Here is 10+ Coming Out Tips & Advice for National Coming Out Day (Oct 11). These Coming out tips are based on my own coming out experience so please use them wisely.
This advice can be used for teenagers or adults looking to come out safely, as well as for parents and caregivers to read as a resource.
11 Coming Out Tips & Advice for Coming Out Day
Coming out is a personal decision. If you decide that today is your day, congratulations! If you decide that it is not your time, congratulations on knowing yourself & setting healthy boundaries! Your day will come. No matter what, keep loving yourself & know you are loved.
Coming Out Tip #1:
“Come out when you’re ready, not when other people want you to.”
So many people knew I was gay before I even came to terms. Friends were trying to force me to come out because “everyone already knows” or “no one’s going to be shocked”. The truth is that I wasn’t mentally or emotionally ready to come out when others wanted me to. It’s your choice, so don’t force yourself to come out because others want you to come out.
Coming Out Tip #2:
“Don’t let anyone tell you being gay is wrong.”
There’s nothing wrong with being gay.
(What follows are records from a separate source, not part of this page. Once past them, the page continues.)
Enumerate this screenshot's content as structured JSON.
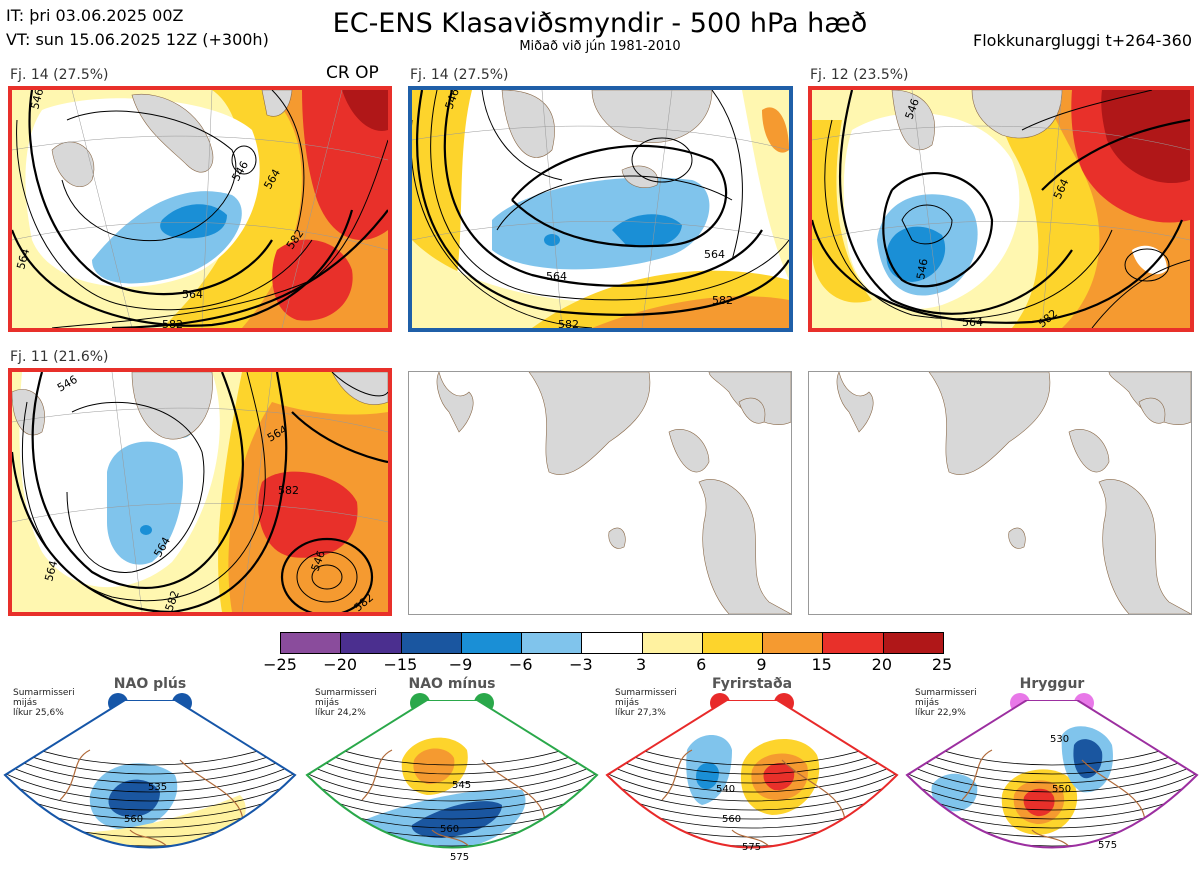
{
  "header": {
    "init_time": "IT: þri 03.06.2025 00Z",
    "valid_time": "VT: sun 15.06.2025 12Z  (+300h)",
    "title": "EC-ENS Klasaviðsmyndir - 500 hPa hæð",
    "subtitle": "Miðað við jún 1981-2010",
    "cluster_window": "Flokkunargluggi t+264-360"
  },
  "clusters": [
    {
      "label": "Fj. 14 (27.5%)",
      "badge": "CR OP",
      "border_color": "#e8302a"
    },
    {
      "label": "Fj. 14 (27.5%)",
      "badge": "",
      "border_color": "#1f5fa8"
    },
    {
      "label": "Fj. 12 (23.5%)",
      "badge": "",
      "border_color": "#e8302a"
    },
    {
      "label": "Fj. 11 (21.6%)",
      "badge": "",
      "border_color": "#e8302a"
    }
  ],
  "contour_labels": {
    "c1": [
      "546",
      "564",
      "582",
      "564",
      "582",
      "546",
      "564"
    ],
    "c2": [
      "546",
      "564",
      "564",
      "582",
      "582"
    ],
    "c3": [
      "546",
      "564",
      "546",
      "564",
      "582"
    ],
    "c4": [
      "546",
      "564",
      "582",
      "564",
      "582",
      "546",
      "564",
      "582"
    ]
  },
  "colorbar": {
    "ticks": [
      "−25",
      "−20",
      "−15",
      "−9",
      "−6",
      "−3",
      "3",
      "6",
      "9",
      "15",
      "20",
      "25"
    ],
    "colors": [
      "#8a4c9c",
      "#4b2f8f",
      "#1a56a0",
      "#1a8fd6",
      "#80c4ec",
      "#ffffff",
      "#fff2a0",
      "#fdd42c",
      "#f59a30",
      "#e8302a",
      "#b01718"
    ]
  },
  "regimes": [
    {
      "title": "NAO plús",
      "note": "Sumarmisseri\nmijás\nlíkur 25,6%",
      "dot_color": "#1656a8",
      "frame_color": "#1656a8",
      "labels": [
        "535",
        "560"
      ]
    },
    {
      "title": "NAO mínus",
      "note": "Sumarmisseri\nmijás\nlíkur 24,2%",
      "dot_color": "#2aa84a",
      "frame_color": "#2aa84a",
      "labels": [
        "545",
        "560",
        "575"
      ]
    },
    {
      "title": "Fyrirstaða",
      "note": "Sumarmisseri\nmijás\nlíkur 27,3%",
      "dot_color": "#e82a2a",
      "frame_color": "#e82a2a",
      "labels": [
        "540",
        "560",
        "575"
      ]
    },
    {
      "title": "Hryggur",
      "note": "Sumarmisseri\nmijás\nlíkur 22,9%",
      "dot_color": "#e878e8",
      "frame_color": "#9c2fa0",
      "labels": [
        "530",
        "550",
        "575"
      ]
    }
  ]
}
It’s okay to be gay. In fact, it’s fabulous! If people say you’re wrong for being gay, ignore them. People will say you’re different and that it is wrong to be different. I’m here to tell you that it’s not wrong to be different. It’s okay to be different. You’re unique and fabulous! Don’t let anyone tell you otherwise!
Coming Out Tip #3:
“Come out to someone if you think you’re safe.”
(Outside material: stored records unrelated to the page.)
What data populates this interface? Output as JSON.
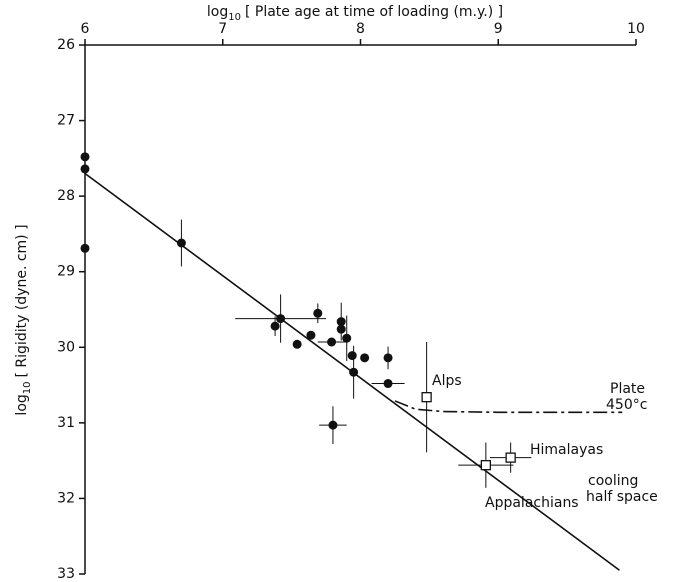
{
  "chart_data": {
    "type": "scatter",
    "xlabel": {
      "log": "log",
      "sub": "10",
      "text": "[ Plate age at time of loading (m.y.) ]"
    },
    "ylabel": {
      "log": "log",
      "sub": "10",
      "text": "[ Rigidity (dyne. cm) ]"
    },
    "xlim": [
      6,
      10
    ],
    "xticks": [
      6,
      7,
      8,
      9,
      10
    ],
    "ylim": [
      26,
      33
    ],
    "yticks": [
      26,
      27,
      28,
      29,
      30,
      31,
      32,
      33
    ],
    "y_inverted": true,
    "series": [
      {
        "marker": "circle",
        "color": "#111111",
        "x": [
          6,
          6,
          6,
          6.7,
          7.38,
          7.42,
          7.54,
          7.64,
          7.69,
          7.79,
          7.86,
          7.86,
          7.9,
          7.94,
          7.95,
          8.03,
          7.8,
          8.2,
          8.2
        ],
        "y": [
          27.48,
          27.64,
          28.69,
          28.62,
          29.72,
          29.62,
          29.96,
          29.84,
          29.55,
          29.93,
          29.66,
          29.76,
          29.88,
          30.11,
          30.33,
          30.14,
          31.03,
          30.14,
          30.48
        ],
        "xerr": [
          null,
          null,
          null,
          null,
          null,
          0.33,
          null,
          null,
          null,
          0.1,
          null,
          null,
          null,
          null,
          null,
          null,
          0.1,
          null,
          0.12
        ],
        "yerr": [
          null,
          null,
          null,
          0.31,
          0.13,
          0.32,
          null,
          null,
          0.13,
          null,
          0.25,
          null,
          0.3,
          null,
          0.35,
          null,
          0.25,
          0.15,
          null
        ]
      },
      {
        "marker": "square-open",
        "color": "#111111",
        "x": [
          8.48,
          9.09,
          8.91
        ],
        "y": [
          30.66,
          31.46,
          31.56
        ],
        "xerr": [
          null,
          0.15,
          0.2
        ],
        "yerr": [
          0.73,
          0.2,
          0.3
        ]
      }
    ],
    "lines": [
      {
        "style": "solid",
        "x": [
          6,
          9.88
        ],
        "y": [
          27.7,
          32.95
        ]
      },
      {
        "style": "dashdot",
        "x": [
          8.25,
          8.4,
          8.6,
          9,
          9.9
        ],
        "y": [
          30.71,
          30.82,
          30.85,
          30.86,
          30.86
        ]
      }
    ],
    "annotations": [
      "Alps",
      "Himalayas",
      "Appalachians",
      "Plate",
      "450°c",
      "cooling",
      "half space"
    ]
  }
}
Many people who are out and proud grew up in a safe space. They are proud to be advocates for coming out, but this also influences people to come out in places that aren’t safe spaces. Not all people grow up in safe spaces, which is why my coming out advice is to come out if you think you’re safe.
I didn’t feel safe to come out until I was 21 and financially capable of coming out in case my family rejected me and forced me out of the house. Being forced out of homes for being gay is very common, and so is LGBT+ Youth Homelessness. I decided to come out when I felt safe, but you don’t have to take my advice, I just wanted to share why I think this coming out tip is important and overshadowed by the benefits of coming out and not really the consequences of coming out, unfortunately.
Just in Canada alone, approx 25-40% of homeless youth identify as LGBTQI2S. These are youth that have been kicked out of their homes, and it truly upsets me to hear LGBT+ youth leave home or are kicked out for who they are. If you or someone you know if a youth is in need of support, please reach out to EGALE in Canada.
Coming Out Tip #4:
“Try coming out to someone close to you. Their support will give you the strength to tell others.”
The best coming out advice I got was “choose the best and most supportive person you know to come out to”. From a best friend to supportive siblings, find someone close to come out to.
Coming Out Tip #5:
“Practice coming out to yourself in the mirror”
As silly as this coming out advice might seem, practising in the mirror helped me say what I needed to say to others and allowed me to say it face to face with myself. It allowed me to “come out” to myself which is such an important phase for acceptance and self-confidence.
Coming Out Tip #6:
“There are people that will support you ad some that won’t. Don’t worry about the ones that don’t.
Whether family, loved ones, friends or support groups, there will also be someone who will support you. The internet is also full of people who will support you. I found the most supportive people over the internet via YouTube, Instagram, Tumblr, etc. Don’t focus on those who don’t accept you. They are not worth your time or life.
Coming Out Tip #7:
“You’re brave and wonderful the way you are. You don’t need to change to make others happy.”
You may be in a dark place in life, but keep reminding yourself that you are strong and wonderful just the way you are. Don’t let others put you down, and don’t put yourself down. Keep fighting. Things will get better.
Coming Out Tip #8:
“Don’t feel pressured to come out.”
It’s okay if you don’t feel ready. If it’s not your time, it’s not your time. Just know you are not alone. Coming out isn’t mandatory on National Coming Out Day, but it helps to find ways to affirm your self-worth.
Coming Out Tip #9:
“Do not OUT someone or pressure anyone to come out either “
Coming Out Tip #10:
“Someone might come out to you. Be supportive and show them that you care.”
Coming out takes a lot of courage, so please be nice and supportive, even if you didn’t expect it or understand it fully. Just be nice and treat them the same way you did before knowing.
Coming Out Tip #11:
“Please please please don’t come out as a joke because it’s trending.”
Last, but not least, don’t joke about “coming out” or joke about someone’s coming out. This day is serious for the LGBTQ+ community. Don’t make a joke out of it or abuse it since it’s a trend if you don’t actually identify with the community.
Thanks for reading my coming out tips and advice.